O robô tem aproximadamente o tamanho de um selo postal. Ele ainda não foi batizado, mas suas especificações já são conhecidas. O robô consegue se mover a uma velocidade de 20 comprimentos de corpo por segundo e consegue suportar um peso de até um milhão de vezes seu próprio peso. Por exemplo, ele consegue ser pisado por um humano, que é aproximadamente 60 quilos o seu próprio peso, e depois voltar a si e continuar andando.
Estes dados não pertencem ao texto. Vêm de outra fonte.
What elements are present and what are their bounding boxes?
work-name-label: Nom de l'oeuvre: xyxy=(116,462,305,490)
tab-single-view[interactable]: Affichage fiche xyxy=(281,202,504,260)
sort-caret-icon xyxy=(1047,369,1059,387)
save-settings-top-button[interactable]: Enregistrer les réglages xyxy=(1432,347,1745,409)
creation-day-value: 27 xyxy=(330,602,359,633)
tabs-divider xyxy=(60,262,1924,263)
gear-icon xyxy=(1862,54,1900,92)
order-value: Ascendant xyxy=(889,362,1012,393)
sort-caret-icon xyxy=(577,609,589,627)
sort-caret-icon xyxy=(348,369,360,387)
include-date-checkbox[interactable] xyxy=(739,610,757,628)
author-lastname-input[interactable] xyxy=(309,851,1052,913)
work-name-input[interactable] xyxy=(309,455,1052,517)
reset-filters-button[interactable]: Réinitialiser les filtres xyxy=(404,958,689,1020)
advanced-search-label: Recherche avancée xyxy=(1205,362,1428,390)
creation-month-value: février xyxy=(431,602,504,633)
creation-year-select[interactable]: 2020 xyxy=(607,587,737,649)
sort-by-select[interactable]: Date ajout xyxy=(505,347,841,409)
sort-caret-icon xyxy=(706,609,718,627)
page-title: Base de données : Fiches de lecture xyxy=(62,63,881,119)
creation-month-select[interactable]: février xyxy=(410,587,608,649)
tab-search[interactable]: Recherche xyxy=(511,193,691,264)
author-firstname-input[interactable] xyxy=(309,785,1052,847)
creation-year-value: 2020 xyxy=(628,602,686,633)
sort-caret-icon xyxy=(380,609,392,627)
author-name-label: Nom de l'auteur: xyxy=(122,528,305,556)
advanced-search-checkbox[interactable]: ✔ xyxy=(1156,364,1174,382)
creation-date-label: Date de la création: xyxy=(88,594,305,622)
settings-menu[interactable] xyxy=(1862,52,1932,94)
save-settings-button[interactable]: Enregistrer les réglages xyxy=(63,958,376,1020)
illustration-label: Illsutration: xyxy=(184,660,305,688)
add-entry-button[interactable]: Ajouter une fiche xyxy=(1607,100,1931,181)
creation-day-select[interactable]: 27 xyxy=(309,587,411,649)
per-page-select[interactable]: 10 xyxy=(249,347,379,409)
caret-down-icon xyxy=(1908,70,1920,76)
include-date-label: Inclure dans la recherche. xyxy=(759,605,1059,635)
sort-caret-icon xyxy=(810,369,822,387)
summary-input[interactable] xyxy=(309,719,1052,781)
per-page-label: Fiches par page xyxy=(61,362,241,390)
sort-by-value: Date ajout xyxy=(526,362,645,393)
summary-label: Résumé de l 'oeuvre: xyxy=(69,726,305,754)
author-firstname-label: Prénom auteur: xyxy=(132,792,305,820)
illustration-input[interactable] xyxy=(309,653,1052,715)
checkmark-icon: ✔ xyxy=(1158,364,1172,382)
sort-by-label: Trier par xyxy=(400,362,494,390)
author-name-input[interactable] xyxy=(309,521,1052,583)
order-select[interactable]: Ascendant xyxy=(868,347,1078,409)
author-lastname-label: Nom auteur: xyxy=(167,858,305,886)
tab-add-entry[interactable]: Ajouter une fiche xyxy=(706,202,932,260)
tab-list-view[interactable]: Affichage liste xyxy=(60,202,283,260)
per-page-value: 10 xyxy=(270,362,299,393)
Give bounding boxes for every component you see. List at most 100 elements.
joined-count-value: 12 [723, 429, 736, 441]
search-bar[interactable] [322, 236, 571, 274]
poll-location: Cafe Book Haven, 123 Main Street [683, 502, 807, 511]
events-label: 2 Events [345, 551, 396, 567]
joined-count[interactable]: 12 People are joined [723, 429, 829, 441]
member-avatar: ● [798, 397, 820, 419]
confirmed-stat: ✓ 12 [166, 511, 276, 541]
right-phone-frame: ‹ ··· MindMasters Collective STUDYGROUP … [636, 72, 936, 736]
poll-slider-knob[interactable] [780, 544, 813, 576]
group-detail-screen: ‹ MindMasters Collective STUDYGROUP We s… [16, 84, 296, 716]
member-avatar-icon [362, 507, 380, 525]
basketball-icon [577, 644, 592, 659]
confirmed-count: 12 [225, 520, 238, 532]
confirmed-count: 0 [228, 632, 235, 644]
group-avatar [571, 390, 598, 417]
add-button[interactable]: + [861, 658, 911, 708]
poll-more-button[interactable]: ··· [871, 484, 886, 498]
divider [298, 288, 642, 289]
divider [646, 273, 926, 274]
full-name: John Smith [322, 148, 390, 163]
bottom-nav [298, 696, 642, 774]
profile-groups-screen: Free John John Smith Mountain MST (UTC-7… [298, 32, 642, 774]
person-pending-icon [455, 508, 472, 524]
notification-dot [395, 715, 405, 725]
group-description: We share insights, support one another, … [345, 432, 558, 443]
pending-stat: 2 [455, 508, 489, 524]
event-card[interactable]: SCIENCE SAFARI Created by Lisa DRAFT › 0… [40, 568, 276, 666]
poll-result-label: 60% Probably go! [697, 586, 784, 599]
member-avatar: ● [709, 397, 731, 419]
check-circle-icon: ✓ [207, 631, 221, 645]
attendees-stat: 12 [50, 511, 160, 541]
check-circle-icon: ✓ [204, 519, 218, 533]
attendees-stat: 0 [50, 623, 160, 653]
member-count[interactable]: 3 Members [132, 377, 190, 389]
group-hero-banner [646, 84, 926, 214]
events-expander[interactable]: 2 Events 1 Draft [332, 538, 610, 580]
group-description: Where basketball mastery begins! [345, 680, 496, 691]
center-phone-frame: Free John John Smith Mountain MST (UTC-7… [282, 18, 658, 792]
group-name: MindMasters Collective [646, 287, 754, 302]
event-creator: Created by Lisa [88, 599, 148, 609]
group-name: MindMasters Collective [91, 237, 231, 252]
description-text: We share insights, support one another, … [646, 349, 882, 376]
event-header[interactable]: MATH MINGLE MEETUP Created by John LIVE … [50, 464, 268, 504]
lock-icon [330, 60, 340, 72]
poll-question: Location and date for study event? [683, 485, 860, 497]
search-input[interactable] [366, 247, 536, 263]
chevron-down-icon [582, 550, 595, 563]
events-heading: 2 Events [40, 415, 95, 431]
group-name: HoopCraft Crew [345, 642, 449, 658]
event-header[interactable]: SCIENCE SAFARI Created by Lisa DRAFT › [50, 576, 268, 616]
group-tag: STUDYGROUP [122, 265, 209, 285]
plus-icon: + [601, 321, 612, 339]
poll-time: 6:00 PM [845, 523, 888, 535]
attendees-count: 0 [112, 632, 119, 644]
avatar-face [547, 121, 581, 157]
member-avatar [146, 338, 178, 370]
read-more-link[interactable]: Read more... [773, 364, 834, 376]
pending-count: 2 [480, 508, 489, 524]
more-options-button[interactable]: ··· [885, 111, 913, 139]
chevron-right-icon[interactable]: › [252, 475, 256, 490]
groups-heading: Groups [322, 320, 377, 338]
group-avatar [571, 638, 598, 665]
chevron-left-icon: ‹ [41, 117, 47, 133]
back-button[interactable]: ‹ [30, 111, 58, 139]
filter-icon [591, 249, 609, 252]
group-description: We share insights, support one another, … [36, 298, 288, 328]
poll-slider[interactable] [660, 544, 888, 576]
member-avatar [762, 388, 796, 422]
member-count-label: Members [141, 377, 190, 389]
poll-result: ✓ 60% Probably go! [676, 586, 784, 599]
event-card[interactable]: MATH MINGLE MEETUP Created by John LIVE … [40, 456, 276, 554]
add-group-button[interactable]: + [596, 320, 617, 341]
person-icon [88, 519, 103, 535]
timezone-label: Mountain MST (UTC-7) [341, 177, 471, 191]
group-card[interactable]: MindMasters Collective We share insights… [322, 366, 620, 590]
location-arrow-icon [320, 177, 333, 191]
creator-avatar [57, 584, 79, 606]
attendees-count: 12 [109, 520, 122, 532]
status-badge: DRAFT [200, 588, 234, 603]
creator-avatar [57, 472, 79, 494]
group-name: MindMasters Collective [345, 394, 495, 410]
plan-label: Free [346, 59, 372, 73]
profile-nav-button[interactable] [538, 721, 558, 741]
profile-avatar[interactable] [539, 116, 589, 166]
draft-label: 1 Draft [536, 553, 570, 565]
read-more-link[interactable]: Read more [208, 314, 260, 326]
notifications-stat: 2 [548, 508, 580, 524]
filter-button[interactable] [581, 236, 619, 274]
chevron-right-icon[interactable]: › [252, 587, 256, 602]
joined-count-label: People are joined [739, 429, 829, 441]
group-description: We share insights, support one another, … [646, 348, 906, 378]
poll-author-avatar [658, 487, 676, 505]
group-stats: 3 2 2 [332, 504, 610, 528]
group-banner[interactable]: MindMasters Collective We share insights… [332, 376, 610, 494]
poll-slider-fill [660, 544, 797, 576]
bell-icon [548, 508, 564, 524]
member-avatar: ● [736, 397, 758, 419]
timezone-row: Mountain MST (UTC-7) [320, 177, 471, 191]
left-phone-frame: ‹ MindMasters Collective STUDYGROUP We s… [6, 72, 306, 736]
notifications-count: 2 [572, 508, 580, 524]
“A maioria dos robôs nesta pequena escala em particular são muito frágeis. Se você pisar neles, você praticamente destrói o robô. Descobrimos que, se colocarmos peso em nosso robô, ele ainda mais ou menos funcionará”, disse o engenheiro mecânico Liwei Lin, da Universidade da Califórnia, Berkeley.

Grande parte dessa tecnologia e habilidade do robô é por conta do seu design simples. Ele é feito de uma folha fina de difluoreto de polivinilideno (PVDF), que é um material piezoelétrico que se expande e contrai com a aplicação de uma pequena corrente alternada.

Justamente essa expansão e contração que dá ao robô-barata a sua maneira de se mover. Os cientistas adicionaram uma perna dianteira e uma camada de polímero elástico ao robô e com isso conseguiram que a folha dobrasse de uma forma que o impulsionasse para frente.

Até chegar a esse robô, a equipe experimentou vários comprimentos de robô, variando de 10 a 30 milímetros, além de também terem variado a frequência e a tensão da corrente elétrica para mudar a velocidade de execução dos projetos de robô.